Мирные соглашения 1474 г. повисли на волоске. Обсудить положение и принять решение должен был ландтаг, который предполагалось срочно (
Берндт фон дер Борх не отличался миролюбием, но для него несвоевременность вооруженного конфликта с Псковом и Москвой, на стороне которой теперь стоял и Новгород, являлась очевидной. Он был вынужден также считаться и с тем, что ему еще не удалось заручиться помощью Ганзы, а его потенциальные союзники — верховный магистр Трухзес и польский король Казимир IV — воевали друг с другом[406]

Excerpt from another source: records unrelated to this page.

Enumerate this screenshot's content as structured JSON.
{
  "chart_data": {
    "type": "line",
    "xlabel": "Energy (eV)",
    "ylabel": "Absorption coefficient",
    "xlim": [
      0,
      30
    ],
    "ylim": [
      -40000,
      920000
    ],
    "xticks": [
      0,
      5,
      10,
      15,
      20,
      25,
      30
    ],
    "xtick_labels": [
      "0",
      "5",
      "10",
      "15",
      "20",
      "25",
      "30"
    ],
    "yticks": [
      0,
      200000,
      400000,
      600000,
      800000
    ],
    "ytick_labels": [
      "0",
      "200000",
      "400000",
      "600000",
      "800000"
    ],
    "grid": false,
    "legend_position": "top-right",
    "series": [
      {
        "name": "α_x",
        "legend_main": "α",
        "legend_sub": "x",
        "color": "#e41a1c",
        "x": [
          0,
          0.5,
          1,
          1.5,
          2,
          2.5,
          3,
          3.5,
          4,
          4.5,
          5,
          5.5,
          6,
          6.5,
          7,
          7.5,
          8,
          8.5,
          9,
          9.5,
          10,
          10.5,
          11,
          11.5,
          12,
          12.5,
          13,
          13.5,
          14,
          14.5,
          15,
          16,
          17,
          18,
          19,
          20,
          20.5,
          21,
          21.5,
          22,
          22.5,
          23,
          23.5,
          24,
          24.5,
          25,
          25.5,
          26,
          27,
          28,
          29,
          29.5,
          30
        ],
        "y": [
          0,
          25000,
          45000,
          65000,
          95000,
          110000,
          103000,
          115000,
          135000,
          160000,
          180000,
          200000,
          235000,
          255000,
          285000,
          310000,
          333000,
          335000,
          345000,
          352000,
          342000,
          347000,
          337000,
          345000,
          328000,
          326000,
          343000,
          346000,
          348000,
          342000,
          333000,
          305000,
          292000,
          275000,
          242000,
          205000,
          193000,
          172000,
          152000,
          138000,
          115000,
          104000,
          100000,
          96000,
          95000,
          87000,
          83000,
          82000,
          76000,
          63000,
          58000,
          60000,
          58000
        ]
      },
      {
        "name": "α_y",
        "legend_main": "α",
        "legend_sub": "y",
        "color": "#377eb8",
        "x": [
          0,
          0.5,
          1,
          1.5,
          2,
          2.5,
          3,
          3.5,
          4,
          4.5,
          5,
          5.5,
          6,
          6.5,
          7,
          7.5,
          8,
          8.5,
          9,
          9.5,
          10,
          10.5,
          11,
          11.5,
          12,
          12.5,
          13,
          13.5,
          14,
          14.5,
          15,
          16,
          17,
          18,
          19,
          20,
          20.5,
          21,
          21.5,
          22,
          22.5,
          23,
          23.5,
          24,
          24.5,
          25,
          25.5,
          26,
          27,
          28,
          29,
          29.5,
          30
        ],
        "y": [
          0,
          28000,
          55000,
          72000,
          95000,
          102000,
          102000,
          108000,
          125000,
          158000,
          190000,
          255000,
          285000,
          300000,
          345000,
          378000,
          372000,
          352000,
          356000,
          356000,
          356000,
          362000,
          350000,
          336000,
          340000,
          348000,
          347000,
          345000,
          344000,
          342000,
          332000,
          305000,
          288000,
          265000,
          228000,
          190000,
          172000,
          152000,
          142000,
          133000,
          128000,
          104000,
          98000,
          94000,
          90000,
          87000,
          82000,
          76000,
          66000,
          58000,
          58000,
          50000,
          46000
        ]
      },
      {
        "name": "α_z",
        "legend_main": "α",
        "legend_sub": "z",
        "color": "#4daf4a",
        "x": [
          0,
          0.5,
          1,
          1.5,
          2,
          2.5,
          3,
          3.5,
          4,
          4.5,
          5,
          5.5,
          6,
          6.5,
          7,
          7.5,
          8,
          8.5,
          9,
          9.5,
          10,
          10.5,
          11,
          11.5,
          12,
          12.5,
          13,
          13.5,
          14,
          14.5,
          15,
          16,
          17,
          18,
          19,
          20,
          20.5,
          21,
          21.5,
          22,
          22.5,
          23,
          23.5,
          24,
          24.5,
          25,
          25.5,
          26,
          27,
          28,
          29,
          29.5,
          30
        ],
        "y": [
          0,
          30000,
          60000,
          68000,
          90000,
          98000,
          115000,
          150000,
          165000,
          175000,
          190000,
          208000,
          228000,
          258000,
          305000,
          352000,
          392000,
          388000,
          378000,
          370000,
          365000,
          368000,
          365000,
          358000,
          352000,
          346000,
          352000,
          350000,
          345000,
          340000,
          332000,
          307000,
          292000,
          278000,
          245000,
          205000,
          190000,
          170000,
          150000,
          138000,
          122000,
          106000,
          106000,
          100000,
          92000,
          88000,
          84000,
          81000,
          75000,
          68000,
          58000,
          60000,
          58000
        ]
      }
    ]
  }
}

. Главный мотив, заставлявший ливонского магистра весьма сдержанно реагировать на пограничные инциденты, был связан с подготовкой им решающего удара по сторонникам рижского архиепископа Сильвестра, который он произвел весной 1479 г. В начале года магистр искал мира с Псковом и даже, вероятно, предоставил свободу ранее арестованным псковским купцам. К июлю 1479 г. в Новгороде возобновилась деятельность Немецкого подворья, что могло случится лишь после освобождения пленных русских купцов[407].Нормализация отношений с Новгородом и великим князем оказалась нелишней, когда в конце сентября 1478 г. земли дерптского епископа вновь подверглись нападению псковичей, которые таким способом стремились заставить дерптский совет отпустить задержанных купцов[408]
. Это был очередной тур карательных мероприятий, которыми обменивались стороны. Они являли собой пример средневековой вендетты, когда даже незначительное насилие вызывало ответный удар, что прекращалось, когда стороны договаривались о перемирии либо одна из них выбывала.Как показали решения ландтага, ливонская сторона, главным образом города, была не прочь решить дело миром, но тут под воздействием обстоятельств стала меняться позиция магистра фон дер Борха. Его конфликт с архиепископом Сильвестром достиг апогея, и перед магистром встала серьезная проблема реабилитации своего поведения в отношении главы ливонской церкви. Он пытался воздействовать на участников ландтага и расположить их в свою пользу, обвинив архиепископа в предательском сговоре с русскими схизматиками и развязывании внутренней файды в момент, когда страна оказалась на пороге войны. По сообщению Хелевега, Борх представил письма коменданта Выборга Эрика Аксельсона, в которых якобы содержались доказательства ведения архиепископом переговоров со Стеном Стуре о заключении военного союза[409]
. Позиция магистра нашла понимание у ландтага, что позволило Борху перейти к решительным действиям. Владения архиепископа были быстро оккупированы войсками ордена, архиепископ взят в плен, командующий его войсками Хоенберг казнен. Вассалы архиепископа принесли магистру присягу на верность, и он вступил во владение Рижской епархией[410].Эксплуатация «русской угрозы», которую в марте-апреле 1479 г. использовал магистр Борх, произвела ожидаемый эффект, а потому у него не было резона отказываться от нее в дальнейшем. Из Рима дошли тревожные слухи, что папа, раздраженный поведением ливонского магистра, решил отлучить Ливонский орден от Церкви. Борху срочно был необходим убедительный мотив для оправдания своей политики перед Святым престолом, и «русская угроза» оказалась тут весьма кстати. Еще в конце января 1479 г. Борх отправил верховному магистру Трухзесу письмо с расчетом довести его содержание до Римской курии, в котором предполагаемое присоединение Рижской епархии к орденскому государству подавалось как условие для воздействия на великого князя Московского и его перехода в католичество[411]
. Это были только слова, которые должны были спасти ливонского магистра от карающей длани римского понтифика, но они содержали программу активной антирусской политики. Магистр Борх нуждался в «маленькой победоносной войне» с русскими, чтобы отвести угрозу интердикта и укрепить свой авторитет в стране. Последнее ему было крайне необходимо ввиду стоявшей перед ним грандиозной задачи — утверждения полновластия ордена над Ригой.